Pip’ n’a pas l’air fâché non plus de pouvoir se reposer, et en profite pour venir s’installer sur son épaule. On lui jette quelques regards étranges, mais l’orphe s’en fiche, trop occupé à admirer ce qui l’entoure pour s’en soucier. Il est encore plus impressionné que la première fois qu’il avait découvert Tib’Koh, alors qu’il n’était qu’un enfant à l’époque. Même par ce temps, il y a drôlement de monde dans les rues, mais la plupart sont pressés et pas de très bonne humeur.
Il faudrait qu’il se mette à l’abri, mais ne sait pas trop où aller, marchant au hasard en tournant la tête de tous les côtés, sans toujours bien faire attention où il va. Il se fait bousculer à plusieurs reprises, ou bouscule lui-même des gens, s’excuse à chaque fois sans paraître être entendu. Son enthousiasme en est quelque peu douché — au sens propre comme au figuré — d’autant qu’il se sent perdu dans cette grande ville, incapable de trouver le moindre point de repère pour lui dire vers où diriger ses pas.
Il rentre à nouveau dans quelqu’un, un grand homme à la carrure impressionnante, et celui-ci ne lui laisse même pas le temps d’ouvrir la bouche avant de commencer à lui hurler dessus. Sinnæus, navré autant qu’effrayé, auquel l’autre ne prête pas la moindre attention, trop occupé à l’insulter. L’orphe recule machinalement, les mains tendues en signe d’apaisement, ce qui ne semble qu’énerver encore davantage son interlocuteur, qui semble prêt à en venir aux mains. Tout ça pour une petite bousculade involontaire ? Jamais il n’aurait imaginé que les gens de l’autre côté du monde puissent être si méchants. À bout d’arguments, il tourne les talons et prend ses jambes à son cou, trop paniqué pour songer à simplement s’envoler.
Sa fuite n’est que de courte durée, interrompue brutalement par une autre personne se trouvant malencontreusement sur son chemin alors qu’il avait instinctivement tourné la tête pour vérifier s’il était poursuivi, et qu’il n’a donc pas pu éviter.

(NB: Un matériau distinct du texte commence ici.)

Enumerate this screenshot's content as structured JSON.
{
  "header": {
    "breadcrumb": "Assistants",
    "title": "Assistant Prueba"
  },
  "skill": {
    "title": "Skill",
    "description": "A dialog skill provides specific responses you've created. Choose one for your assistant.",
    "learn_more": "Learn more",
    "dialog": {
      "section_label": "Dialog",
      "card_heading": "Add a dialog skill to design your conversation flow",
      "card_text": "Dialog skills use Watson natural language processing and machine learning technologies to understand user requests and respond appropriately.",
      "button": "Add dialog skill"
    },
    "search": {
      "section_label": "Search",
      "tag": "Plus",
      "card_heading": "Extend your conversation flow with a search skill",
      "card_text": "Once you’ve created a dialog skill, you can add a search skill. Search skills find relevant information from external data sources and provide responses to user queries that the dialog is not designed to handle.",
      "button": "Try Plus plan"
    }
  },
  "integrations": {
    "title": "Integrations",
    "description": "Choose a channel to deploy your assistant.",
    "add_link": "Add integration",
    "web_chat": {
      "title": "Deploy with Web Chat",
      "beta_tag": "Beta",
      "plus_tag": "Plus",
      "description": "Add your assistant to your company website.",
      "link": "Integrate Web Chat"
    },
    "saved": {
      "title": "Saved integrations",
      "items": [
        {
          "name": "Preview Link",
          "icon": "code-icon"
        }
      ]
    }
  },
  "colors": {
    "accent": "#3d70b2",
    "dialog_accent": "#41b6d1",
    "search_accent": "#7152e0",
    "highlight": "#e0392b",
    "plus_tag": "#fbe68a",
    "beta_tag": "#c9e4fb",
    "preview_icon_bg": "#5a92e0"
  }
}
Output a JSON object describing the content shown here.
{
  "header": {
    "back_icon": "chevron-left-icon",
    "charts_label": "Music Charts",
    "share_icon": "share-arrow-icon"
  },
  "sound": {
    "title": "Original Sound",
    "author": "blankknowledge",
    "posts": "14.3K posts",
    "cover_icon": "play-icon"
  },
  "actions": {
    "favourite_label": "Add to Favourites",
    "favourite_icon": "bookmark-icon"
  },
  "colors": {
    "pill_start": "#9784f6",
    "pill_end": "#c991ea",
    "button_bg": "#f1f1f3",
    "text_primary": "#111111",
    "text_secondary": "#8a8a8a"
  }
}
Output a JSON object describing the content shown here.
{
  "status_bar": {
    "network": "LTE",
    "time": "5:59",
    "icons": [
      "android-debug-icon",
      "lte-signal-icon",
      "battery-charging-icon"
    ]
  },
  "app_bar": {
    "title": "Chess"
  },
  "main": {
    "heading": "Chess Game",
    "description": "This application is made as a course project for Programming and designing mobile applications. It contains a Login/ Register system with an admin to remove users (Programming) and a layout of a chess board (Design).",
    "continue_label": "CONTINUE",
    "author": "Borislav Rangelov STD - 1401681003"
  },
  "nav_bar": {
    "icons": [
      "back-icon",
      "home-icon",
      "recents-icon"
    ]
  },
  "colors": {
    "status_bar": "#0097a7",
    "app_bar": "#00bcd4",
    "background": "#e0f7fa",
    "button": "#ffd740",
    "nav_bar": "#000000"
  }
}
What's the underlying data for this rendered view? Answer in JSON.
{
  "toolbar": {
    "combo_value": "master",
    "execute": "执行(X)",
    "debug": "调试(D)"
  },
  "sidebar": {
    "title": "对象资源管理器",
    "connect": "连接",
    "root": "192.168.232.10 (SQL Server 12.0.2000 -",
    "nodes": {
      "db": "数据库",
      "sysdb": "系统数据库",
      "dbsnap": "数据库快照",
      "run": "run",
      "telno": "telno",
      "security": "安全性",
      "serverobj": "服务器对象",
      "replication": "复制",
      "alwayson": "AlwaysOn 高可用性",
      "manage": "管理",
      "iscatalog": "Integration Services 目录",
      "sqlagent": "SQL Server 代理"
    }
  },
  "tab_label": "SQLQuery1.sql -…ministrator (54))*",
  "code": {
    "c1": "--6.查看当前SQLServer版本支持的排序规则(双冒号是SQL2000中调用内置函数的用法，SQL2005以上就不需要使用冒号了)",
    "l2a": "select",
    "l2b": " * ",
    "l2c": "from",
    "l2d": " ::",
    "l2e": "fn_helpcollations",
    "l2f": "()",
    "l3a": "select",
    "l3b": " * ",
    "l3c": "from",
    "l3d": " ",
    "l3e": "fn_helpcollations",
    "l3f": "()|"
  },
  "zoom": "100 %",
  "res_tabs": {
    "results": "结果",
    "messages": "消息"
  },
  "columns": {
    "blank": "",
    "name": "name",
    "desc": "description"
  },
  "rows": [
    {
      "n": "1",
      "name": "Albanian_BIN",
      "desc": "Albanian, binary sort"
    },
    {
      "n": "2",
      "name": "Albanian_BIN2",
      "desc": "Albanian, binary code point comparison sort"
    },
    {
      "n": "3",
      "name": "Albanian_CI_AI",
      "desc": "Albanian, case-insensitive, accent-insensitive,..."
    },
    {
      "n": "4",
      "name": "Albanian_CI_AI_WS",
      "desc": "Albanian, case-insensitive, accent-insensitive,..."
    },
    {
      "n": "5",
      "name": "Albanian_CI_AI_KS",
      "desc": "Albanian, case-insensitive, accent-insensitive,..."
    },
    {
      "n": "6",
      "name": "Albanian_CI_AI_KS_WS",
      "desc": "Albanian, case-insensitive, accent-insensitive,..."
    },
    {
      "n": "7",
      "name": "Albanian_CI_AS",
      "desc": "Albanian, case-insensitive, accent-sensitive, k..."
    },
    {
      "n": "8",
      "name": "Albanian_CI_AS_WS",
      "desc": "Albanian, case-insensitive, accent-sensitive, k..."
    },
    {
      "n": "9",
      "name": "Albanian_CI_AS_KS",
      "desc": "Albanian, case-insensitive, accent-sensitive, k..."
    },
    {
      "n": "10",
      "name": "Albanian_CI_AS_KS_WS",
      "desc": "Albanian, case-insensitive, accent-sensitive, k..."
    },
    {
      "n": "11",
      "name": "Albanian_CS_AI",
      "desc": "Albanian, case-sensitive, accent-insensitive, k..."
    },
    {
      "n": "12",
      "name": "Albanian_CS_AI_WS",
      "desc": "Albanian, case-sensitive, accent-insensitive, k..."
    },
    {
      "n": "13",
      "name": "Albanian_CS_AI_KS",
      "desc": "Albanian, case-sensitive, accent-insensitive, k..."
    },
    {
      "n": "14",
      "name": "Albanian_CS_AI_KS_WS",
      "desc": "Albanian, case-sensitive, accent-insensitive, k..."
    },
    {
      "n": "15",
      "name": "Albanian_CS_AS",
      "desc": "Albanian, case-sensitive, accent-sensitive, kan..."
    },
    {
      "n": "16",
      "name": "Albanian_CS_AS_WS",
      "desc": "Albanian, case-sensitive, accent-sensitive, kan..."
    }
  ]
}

Le choc les envoie tous les deux rouler dans une flaque d’eau, Sinnæus tente de se relever précipitamment, trop d’ailleurs, puisqu’il s’emmêle les pattes et retombe au sol, tout en psalmodiant désespérément :
« Pardon, pardon, je suis vraiment désolé, j’ai pas fait exprès, excusez-moi… »
À bout de forces et à bout de nerfs, il n’a même pas le courage de chercher à se remettre sur pieds. Il a l’air bien piteux, assis dans sa flaque, ses grandes ailes traînant dans l’eau. Pip’, qui s’était envolé de son épaule au moment de l’altercation, revient faire mine de le consoler, mais il n’y prête même pas attention, toujours occupé à débiter ses excuses. Ça ne lui ressemble pas, mais il a l’impression qu’il pourrait bien se mettre à pleurer si on se remet à lui crier dessus…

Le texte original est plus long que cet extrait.